Sometimes I get frustrated with myself.
I have the perfect situation to hybridize roses. A nursery and greenhouse business with cultivated land for growing things. A mist bed for propagation. And if I ever decide to sell my roses, patented or not, I have the marketing structure in place to mutually benefit sales of the rose and my business’s reputation. Hybridizing roses is the one thing in my life that I have taken seriously and worked hard at, the one true passion in my life.
I’ve always struggled with what I perceive to be low germination percentages, and have this tendency to jump right in to a new stratification method without testing it. Like the year I killed a lot of seeds by soaking them in pure bleach.
This year I think I’m drowning them. I decided to use activated carbon as my stratification medium. I moistened it and put some in the baggie as I removed the seeds from the hips so that they didn’t dry out. Now when I see that other people are getting germination I break out my baggies and see none. The seeds have all turned black and are difficult to find in the carbon. A lot of the bags seem really wet, too wet. I broke out a fingernail clipper to spot check on the embryos of some expendable seeds. In several cases the achene split at the suture just rubbing it between my fingers, so maybe that’s good or bad that the achenes are softening. However, in several cases the embryo was white but watery…definitely not alive, but not apparently the victim of obvious fungal infection. In other cases the embryo was just black mush. In a few cases the embryo sac (whattya call it, the thin brown wrapping around the achene?) was firm so I couldn’t get myself to squish it and tucked it into a tray of seeds I have in soil under lights.
I hope I’m overreacting. It seems like rose seeds are tough and despite my best efforts I never succeed in completely failing. However, I’m frustrated with myself for this weak link in all of the effort I’ve put into the hybridizing process. I need to come up with a protocol from hip collection to transplant that works for me.
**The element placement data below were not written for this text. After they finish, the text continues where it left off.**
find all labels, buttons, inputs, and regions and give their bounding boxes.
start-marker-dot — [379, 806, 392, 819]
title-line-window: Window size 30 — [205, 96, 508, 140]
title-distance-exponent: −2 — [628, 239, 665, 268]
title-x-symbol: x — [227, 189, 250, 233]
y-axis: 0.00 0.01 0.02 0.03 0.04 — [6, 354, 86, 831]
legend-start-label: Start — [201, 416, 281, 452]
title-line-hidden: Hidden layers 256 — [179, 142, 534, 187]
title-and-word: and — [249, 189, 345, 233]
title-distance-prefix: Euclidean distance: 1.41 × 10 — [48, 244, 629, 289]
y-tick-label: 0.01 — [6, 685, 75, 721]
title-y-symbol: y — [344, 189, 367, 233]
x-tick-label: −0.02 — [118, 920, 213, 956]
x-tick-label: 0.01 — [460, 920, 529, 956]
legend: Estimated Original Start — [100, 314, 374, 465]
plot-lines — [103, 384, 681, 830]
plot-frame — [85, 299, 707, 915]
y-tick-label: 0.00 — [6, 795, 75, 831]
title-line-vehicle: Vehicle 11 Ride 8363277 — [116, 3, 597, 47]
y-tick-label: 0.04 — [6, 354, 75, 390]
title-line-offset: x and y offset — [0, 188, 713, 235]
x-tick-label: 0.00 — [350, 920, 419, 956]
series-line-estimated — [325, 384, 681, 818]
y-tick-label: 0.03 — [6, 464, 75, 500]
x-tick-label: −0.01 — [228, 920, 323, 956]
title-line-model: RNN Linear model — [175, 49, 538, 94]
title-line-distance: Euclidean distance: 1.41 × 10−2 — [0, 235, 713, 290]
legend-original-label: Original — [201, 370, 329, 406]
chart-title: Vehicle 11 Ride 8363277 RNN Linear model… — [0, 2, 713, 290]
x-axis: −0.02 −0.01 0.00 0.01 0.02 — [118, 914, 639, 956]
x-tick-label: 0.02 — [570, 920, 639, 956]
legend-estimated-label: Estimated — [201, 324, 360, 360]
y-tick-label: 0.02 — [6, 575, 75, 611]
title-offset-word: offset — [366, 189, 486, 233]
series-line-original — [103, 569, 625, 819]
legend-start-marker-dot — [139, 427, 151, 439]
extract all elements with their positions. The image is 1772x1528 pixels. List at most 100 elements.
I think as soon as I have time I will sow all of me seeds into seedling flats and return them to cold stratification. (Any method that involves picking seedlings out of baggies wouldn’t work for me because I have soooo many crosses to keep track of and no time for that in the spring.) I will cover them with Perlite or vermiculite, which seemed to work last year.
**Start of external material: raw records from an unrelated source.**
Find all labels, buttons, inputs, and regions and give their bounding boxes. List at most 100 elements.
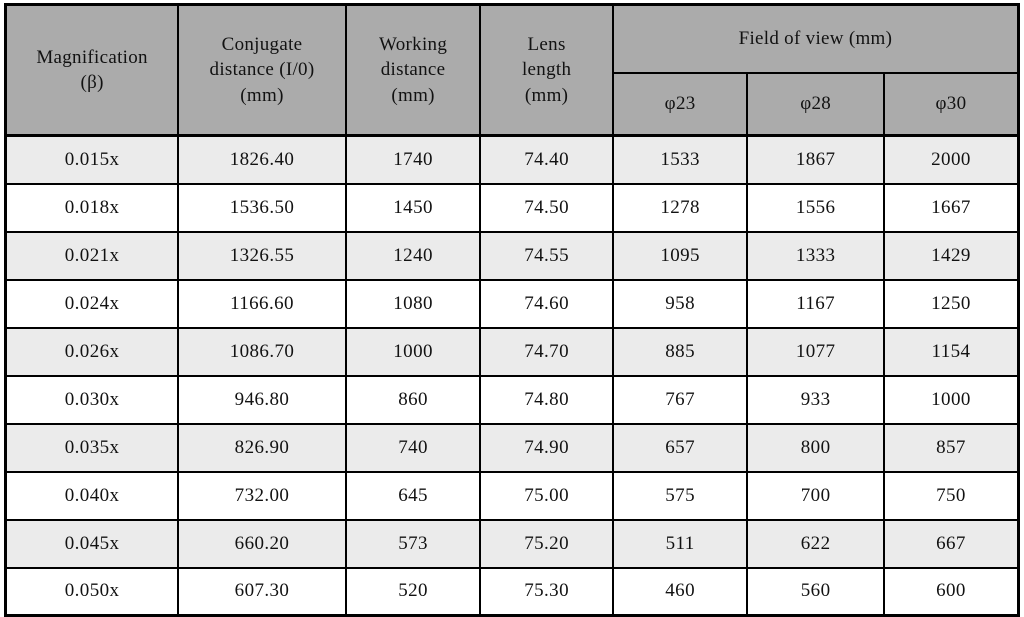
table-cell: 1278 [611, 182, 749, 233]
table-cell: 750 [882, 470, 1020, 521]
table-row: 0.045x 660.20 573 75.20 511 622 667 [4, 518, 1020, 569]
table-cell: 1429 [882, 230, 1020, 281]
col-header-fov-phi28: φ28 [746, 72, 885, 137]
table-cell: 1080 [344, 278, 482, 329]
header-row-top: Magnification (β) Conjugate distance (I/… [4, 3, 1020, 137]
table-cell: 74.90 [479, 422, 614, 473]
table-cell: 826.90 [177, 422, 347, 473]
table-cell: 75.20 [479, 518, 614, 569]
table-cell: 74.55 [479, 230, 614, 281]
table-cell: 1826.40 [177, 134, 347, 185]
table-cell: 575 [611, 470, 749, 521]
header-line: (mm) [391, 84, 435, 106]
table-cell: 1536.50 [177, 182, 347, 233]
table-cell: 1533 [611, 134, 749, 185]
table-cell: 75.00 [479, 470, 614, 521]
table-cell: 607.30 [177, 566, 347, 617]
table-cell: 1326.55 [177, 230, 347, 281]
table-cell: 1000 [344, 326, 482, 377]
table-cell: 1333 [746, 230, 885, 281]
table-cell: 74.80 [479, 374, 614, 425]
table-cell: 860 [344, 374, 482, 425]
table-cell: 645 [344, 470, 482, 521]
table-cell: 1667 [882, 182, 1020, 233]
table-cell: 1086.70 [177, 326, 347, 377]
table-cell: 1450 [344, 182, 482, 233]
table-cell: 74.40 [479, 134, 614, 185]
table-row: 0.035x 826.90 740 74.90 657 800 857 [4, 422, 1020, 473]
table-cell: 520 [344, 566, 482, 617]
col-header-working-distance: Working distance (mm) [344, 3, 482, 137]
table-cell: 667 [882, 518, 1020, 569]
table-cell: 0.021x [4, 230, 180, 281]
table-cell: 511 [611, 518, 749, 569]
table-row: 0.018x 1536.50 1450 74.50 1278 1556 1667 [4, 182, 1020, 233]
header-line: (mm) [240, 84, 284, 106]
table-cell: 460 [611, 566, 749, 617]
table-cell: 800 [746, 422, 885, 473]
header-line: (mm) [524, 84, 569, 106]
table-cell: 0.030x [4, 374, 180, 425]
table-cell: 0.018x [4, 182, 180, 233]
col-header-magnification: Magnification (β) [4, 3, 180, 137]
table-cell: 885 [611, 326, 749, 377]
table-cell: 657 [611, 422, 749, 473]
header-line: length [521, 59, 572, 81]
table-cell: 74.60 [479, 278, 614, 329]
header-line: Conjugate [221, 34, 303, 56]
table-cell: 1154 [882, 326, 1020, 377]
table-cell: 1250 [882, 278, 1020, 329]
header-line: (β) [80, 72, 104, 93]
table-cell: 0.045x [4, 518, 180, 569]
table-row: 0.026x 1086.70 1000 74.70 885 1077 1154 [4, 326, 1020, 377]
col-header-fov-phi30: φ30 [882, 72, 1020, 137]
table-cell: 740 [344, 422, 482, 473]
table-cell: 0.015x [4, 134, 180, 185]
table-cell: 573 [344, 518, 482, 569]
table-row: 0.024x 1166.60 1080 74.60 958 1167 1250 [4, 278, 1020, 329]
table-row: 0.050x 607.30 520 75.30 460 560 600 [4, 566, 1020, 617]
table-cell: 660.20 [177, 518, 347, 569]
header-line: distance [380, 59, 446, 81]
header-line: Lens [527, 34, 566, 56]
table-cell: 600 [882, 566, 1020, 617]
table-body: 0.015x 1826.40 1740 74.40 1533 1867 2000… [4, 134, 1020, 617]
table-row: 0.021x 1326.55 1240 74.55 1095 1333 1429 [4, 230, 1020, 281]
header-line: distance (I/0) [209, 59, 315, 81]
table-cell: 0.040x [4, 470, 180, 521]
table-cell: 1556 [746, 182, 885, 233]
table-cell: 1166.60 [177, 278, 347, 329]
table-cell: 1095 [611, 230, 749, 281]
table-cell: 767 [611, 374, 749, 425]
table-cell: 74.70 [479, 326, 614, 377]
table-row: 0.015x 1826.40 1740 74.40 1533 1867 2000 [4, 134, 1020, 185]
table-cell: 1240 [344, 230, 482, 281]
table-cell: 0.050x [4, 566, 180, 617]
table-header: Magnification (β) Conjugate distance (I/… [4, 3, 1020, 137]
col-header-field-of-view: Field of view (mm) [611, 3, 1020, 74]
table-cell: 622 [746, 518, 885, 569]
lens-spec-table: Magnification (β) Conjugate distance (I/… [4, 3, 1020, 617]
table-cell: 1167 [746, 278, 885, 329]
table-cell: 1000 [882, 374, 1020, 425]
table-cell: 74.50 [479, 182, 614, 233]
table-cell: 700 [746, 470, 885, 521]
table-cell: 1867 [746, 134, 885, 185]
table-cell: 946.80 [177, 374, 347, 425]
header-row-sub: φ23 φ28 φ30 [6, 72, 1020, 137]
table-cell: 0.035x [4, 422, 180, 473]
col-header-fov-phi23: φ23 [611, 72, 749, 137]
table-cell: 857 [882, 422, 1020, 473]
table-cell: 75.30 [479, 566, 614, 617]
table-cell: 1077 [746, 326, 885, 377]
col-header-lens-length: Lens length (mm) [479, 3, 614, 137]
table-cell: 560 [746, 566, 885, 617]
table-row: 0.040x 732.00 645 75.00 575 700 750 [4, 470, 1020, 521]
table-cell: 2000 [882, 134, 1020, 185]
table-cell: 958 [611, 278, 749, 329]
table-cell: 732.00 [177, 470, 347, 521]
table-cell: 1740 [344, 134, 482, 185]
header-line: Working [379, 34, 448, 56]
col-header-conjugate-distance: Conjugate distance (I/0) (mm) [177, 3, 347, 137]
Next year I think I’ll use moistened Perlite or Vermiculite in the bags and try not to get it too wet. Perhaps moisten it with the 3% hydrogen peroxide solution that Don describes in his embryo rescue protocols. Soak the seeds for a few minutes in a stronger solution before putting them into the perlite.
Anyways, I’m just blabbing. I don’t really have a particular question, but appreciate any discussion you may have.